Wednesday, October 8, 2014

Cooking with Orange Flower Water: Orange Butter!

Orange Blossoms
Orange Blossom Water was a very popular flavoring in the 18th and 19th centuries in American and English cookery.  It is derived from the distillation of orange flowers from the Seville Orange tree or other varieties of orange trees.  The use of orange blossom water in cookery comes to the west from North Africa, The Middle East, and the Mediterranean. The flavor of this distilled water is flowery but not too overpowering.  Rose Flower Water was also very popular in American and European cookery, and also of Middle Eastern origins.

Orange Butter
From Court Cookery, or the Compleat English Cook by R. Smith (cook to King William and the Duke of Buckinghamshire), London, 1725.

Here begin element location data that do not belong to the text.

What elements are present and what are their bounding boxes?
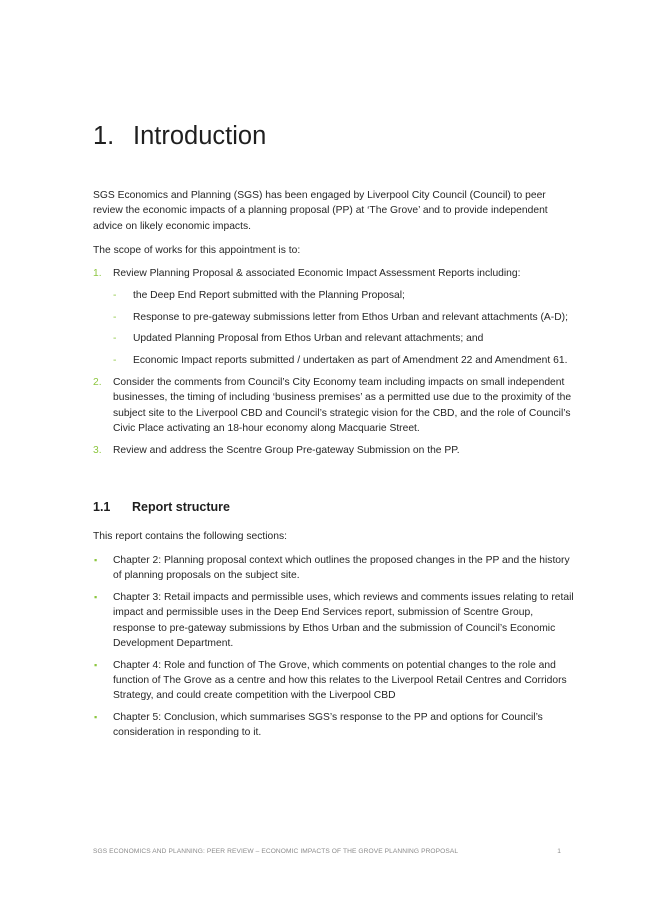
structure-list-item xyxy=(93,553,578,584)
square-bullet-icon: ▪ xyxy=(94,592,98,603)
subsection-number: 1.1 xyxy=(93,500,111,514)
list-number: 2. xyxy=(93,376,102,388)
list-item-text: Review Planning Proposal & associated Economic Impact Assessment Reports including: xyxy=(113,268,521,279)
structure-list-item xyxy=(93,658,578,704)
sublist-item-text: Response to pre-gateway submissions letter from Ethos Urban and relevant attachments (A-D); xyxy=(133,311,568,323)
scope-list-item xyxy=(93,443,578,458)
section-number: 1. xyxy=(93,122,115,150)
structure-list-item xyxy=(93,590,578,651)
structure-item-text: Chapter 2: Planning proposal context which outlines the proposed changes in the PP and the history of planning proposals on the subject site. xyxy=(113,555,570,582)
dash-marker: - xyxy=(113,289,117,301)
structure-item-text: Chapter 3: Retail impacts and permissible uses, which reviews and comments issues relating to retail impact and permissible uses in the Deep End Services report, submission of Scentre Group, response to pre-gateway submissions by Ethos Urban and the submission of Council’s Economic Development Department. xyxy=(113,592,574,649)
page-number: 1 xyxy=(557,848,561,855)
square-bullet-icon: ▪ xyxy=(94,555,98,565)
structure-list xyxy=(93,553,578,747)
dash-marker: - xyxy=(113,355,117,367)
section-heading xyxy=(93,122,266,151)
structure-item-text: Chapter 5: Conclusion, which summarises SGS’s response to the PP and options for Council’s consideration in responding to it. xyxy=(113,712,543,739)
dash-marker: - xyxy=(113,333,117,345)
intro-paragraph: SGS Economics and Planning (SGS) has been engaged by Liverpool City Council (Council) to peer review the economic impacts of a planning proposal (PP) at ‘The Grove’ and to provide independent advice on likely economic impacts. xyxy=(93,190,548,232)
subsection-title: Report structure xyxy=(132,500,230,514)
sublist-item xyxy=(113,331,578,346)
sublist-item xyxy=(113,288,578,303)
structure-item-text: Chapter 4: Role and function of The Grove, which comments on potential changes to the role and function of The Grove as a centre and how this relates to the Liverpool Retail Centres and Corridors Strategy, and could create competition with the Liverpool CBD xyxy=(113,659,567,702)
subsection-heading xyxy=(93,500,230,514)
sublist-item-text: Updated Planning Proposal from Ethos Urban and relevant attachments; and xyxy=(133,333,484,345)
scope-list-item xyxy=(93,375,578,436)
footer-text: SGS ECONOMICS AND PLANNING: PEER REVIEW – ECONOMIC IMPACTS OF THE GROVE PLANNING PROPOSAL xyxy=(93,848,459,855)
sublist-item-text: the Deep End Report submitted with the Planning Proposal; xyxy=(133,289,405,301)
list-item-text: Consider the comments from Council’s City Economy team including impacts on small independent businesses, the timing of including ‘business premises’ as a permitted use due to the proximity of the subject site to the Liverpool CBD and Council’s strategic vision for the CBD, and the role of Council’s Civic Place activating an 18-hour economy along Macquarie Street. xyxy=(113,376,572,434)
list-number: 3. xyxy=(93,444,102,456)
sublist-item-text: Economic Impact reports submitted / undertaken as part of Amendment 22 and Amendment 61. xyxy=(133,355,568,367)
structure-paragraph: This report contains the following sections: xyxy=(93,531,288,542)
section-title: Introduction xyxy=(133,122,267,150)
sublist-item xyxy=(113,353,578,368)
scope-paragraph: The scope of works for this appointment is to: xyxy=(93,245,301,256)
square-bullet-icon: ▪ xyxy=(94,712,98,723)
list-item-text: Review and address the Scentre Group Pre-gateway Submission on the PP. xyxy=(113,444,460,456)
structure-list-item xyxy=(93,710,578,741)
scope-list xyxy=(93,266,578,464)
scope-sublist xyxy=(113,288,578,369)
sublist-item xyxy=(113,310,578,325)
list-number: 1. xyxy=(93,268,102,279)
square-bullet-icon: ▪ xyxy=(94,659,98,670)
scope-list-item xyxy=(93,266,578,368)
page-footer xyxy=(93,848,561,855)
dash-marker: - xyxy=(113,311,117,323)
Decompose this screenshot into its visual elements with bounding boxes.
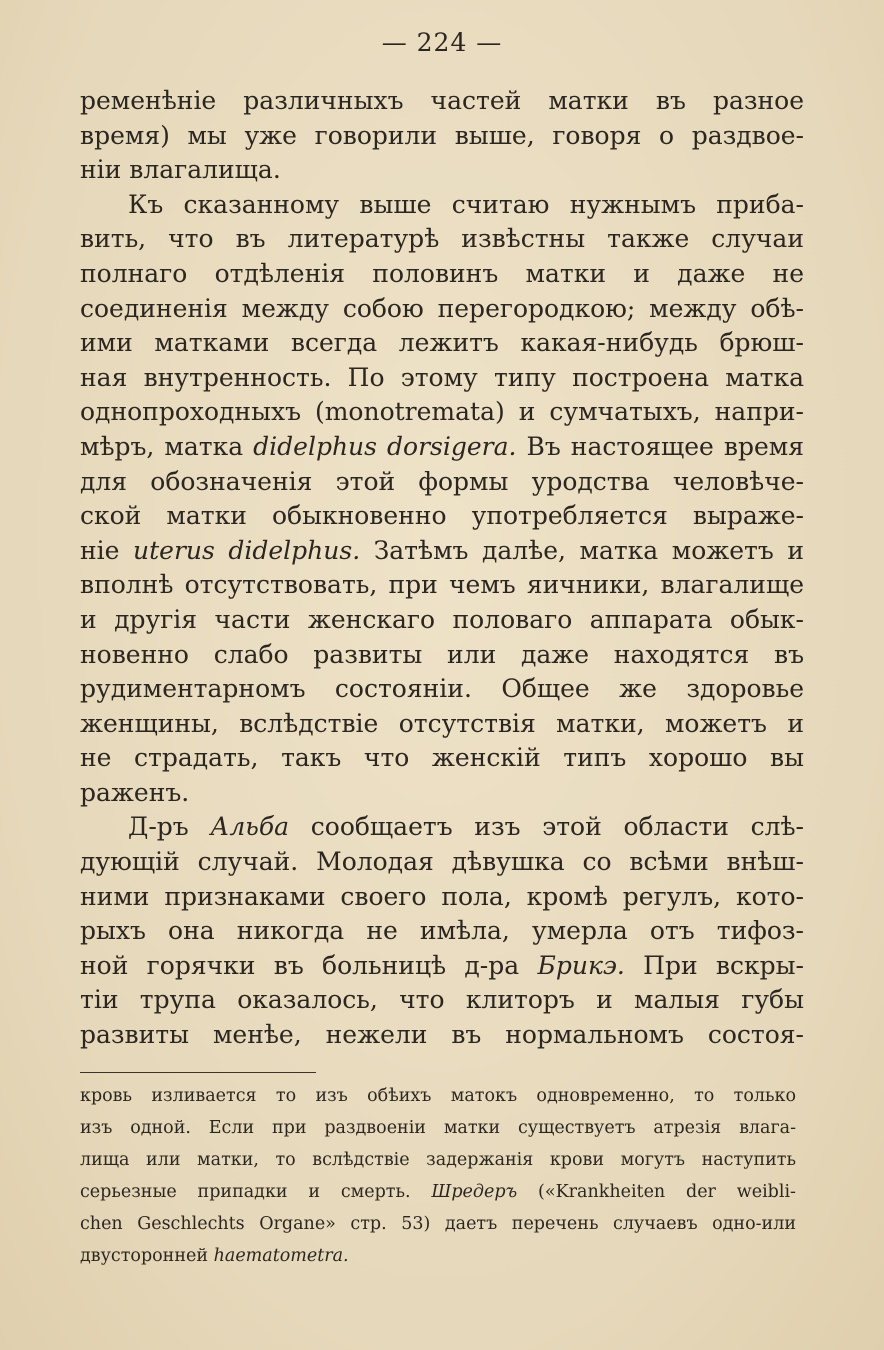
text-segment: Затѣмъ далѣе, матка можетъ и — [373, 535, 804, 565]
footnote — [80, 1080, 796, 1272]
text-line: для обозначенія этой формы уродства человѣче- — [80, 466, 804, 496]
footnote-line — [80, 1176, 796, 1208]
text-line: дующій случай. Молодая дѣвушка со всѣми внѣш- — [80, 847, 804, 877]
text-line: ременѣніе различныхъ частей матки въ разное — [80, 86, 804, 115]
text-segment: двусторонней — [80, 1246, 209, 1266]
italic-term: haematometra. — [213, 1246, 349, 1266]
text-line: вполнѣ отсутствовать, при чемъ яичники, влагалище — [80, 570, 804, 600]
text-line: новенно слабо развиты или даже находятся въ — [80, 639, 804, 669]
text-line — [80, 810, 804, 845]
text-line — [80, 430, 804, 465]
italic-term: uterus didelphus. — [133, 535, 361, 565]
text-line: ная внутренность. По этому типу построена матка — [80, 362, 804, 392]
text-line: ими матками всегда лежитъ какая-нибудь брюш- — [80, 328, 804, 358]
text-line: рудиментарномъ состояніи. Общее же здоровье — [80, 674, 804, 704]
text-segment: ніе — [80, 535, 120, 565]
text-line: раженъ. — [80, 777, 190, 807]
text-line: тіи трупа оказалось, что клиторъ и малыя губы — [80, 985, 804, 1015]
text-segment: («Krankheiten der weibli- — [538, 1182, 796, 1202]
footnote-line: кровь изливается то изъ обѣихъ матокъ одновременно, то только — [80, 1086, 796, 1106]
text-line: ской матки обыкновенно употребляется выраже- — [80, 501, 804, 531]
text-line: однопроходныхъ (monotremata) и сумчатыхъ, напри- — [80, 397, 804, 427]
text-line — [80, 949, 804, 984]
text-line: Къ сказанному выше считаю нужнымъ приба- — [128, 189, 804, 219]
text-line — [80, 534, 804, 569]
text-segment: При вскры- — [643, 950, 804, 980]
text-line: ніи влагалища. — [80, 155, 281, 185]
footnote-divider — [80, 1072, 316, 1073]
text-line: вить, что въ литературѣ извѣстны также случаи — [80, 224, 804, 254]
footnote-line: изъ одной. Если при раздвоеніи матки существуетъ атрезія влага- — [80, 1118, 796, 1138]
footnote-line — [80, 1240, 796, 1272]
text-line: развиты менѣе, нежели въ нормальномъ состоя- — [80, 1020, 804, 1050]
italic-name: Альба — [210, 812, 290, 842]
text-line: ними признаками своего пола, кромѣ регулъ, кото- — [80, 881, 804, 911]
text-line: и другія части женскаго половаго аппарата обык- — [80, 604, 804, 634]
footnote-line: chen Geschlechts Organe» стр. 53) даетъ перечень случаевъ одно-или — [80, 1214, 796, 1234]
footnote-line: лища или матки, то вслѣдствіе задержанія крови могутъ наступить — [80, 1150, 796, 1170]
italic-term: didelphus dorsigera. — [253, 431, 517, 461]
text-segment: Въ настоящее время — [526, 431, 804, 461]
text-line: женщины, вслѣдствіе отсутствія матки, можетъ и — [80, 708, 804, 738]
italic-name: Шредеръ — [431, 1182, 518, 1202]
text-segment: мѣръ, матка — [80, 431, 244, 461]
text-segment: ной горячки въ больницѣ д-ра — [80, 950, 520, 980]
italic-name: Брикэ. — [537, 950, 625, 980]
body-text — [80, 84, 804, 1053]
text-line: рыхъ она никогда не имѣла, умерла отъ тифоз- — [80, 916, 804, 946]
text-line: полнаго отдѣленія половинъ матки и даже не — [80, 258, 804, 288]
text-line: соединенія между собою перегородкою; между обѣ- — [80, 293, 804, 323]
text-line: время) мы уже говорили выше, говоря о раздвое- — [80, 120, 804, 150]
text-segment: серьезные припадки и смерть. — [80, 1182, 411, 1202]
page-number: — 224 — — [381, 28, 503, 57]
text-segment: сообщаетъ изъ этой области слѣ- — [310, 812, 804, 842]
text-line: не страдать, такъ что женскій типъ хорошо вы — [80, 743, 804, 773]
text-segment: Д-ръ — [128, 812, 189, 842]
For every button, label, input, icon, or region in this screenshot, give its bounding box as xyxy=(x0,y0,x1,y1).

Take the yolks of five hard eggs; put to it a pound of butter, a little refin’d sugar, with spoonful of orange flower water, and work it through a sieve.  Almond and Pistacia butter is made the same way, but let them be blanched and pounded.

Modern Recipe Adaptation
Yolks of 2 Hard-Cooked Eggs
1 Cup (8 Ounces or 2 Sticks) Butter, Softened (Click Here for Instructions on Making Butter from Scratch)
1 Tablespoon Granulated Sugar
2 Teaspoons Orange Flower Water (you can substitute with any flavored extract)

  1. Place the cooked egg yolks, butter, sugar and orange flower water in a medium sized bowl and mix together thoroughly with a wooden spoon or an electric mixer.
  2. According to the original c.1725 recipe, this butter can be passed through a sieve to mix all of the ingredients, but it is not necessary with today's modern mixing equipment.
  3. Serve with cake, freshly-made bread, or on toast points.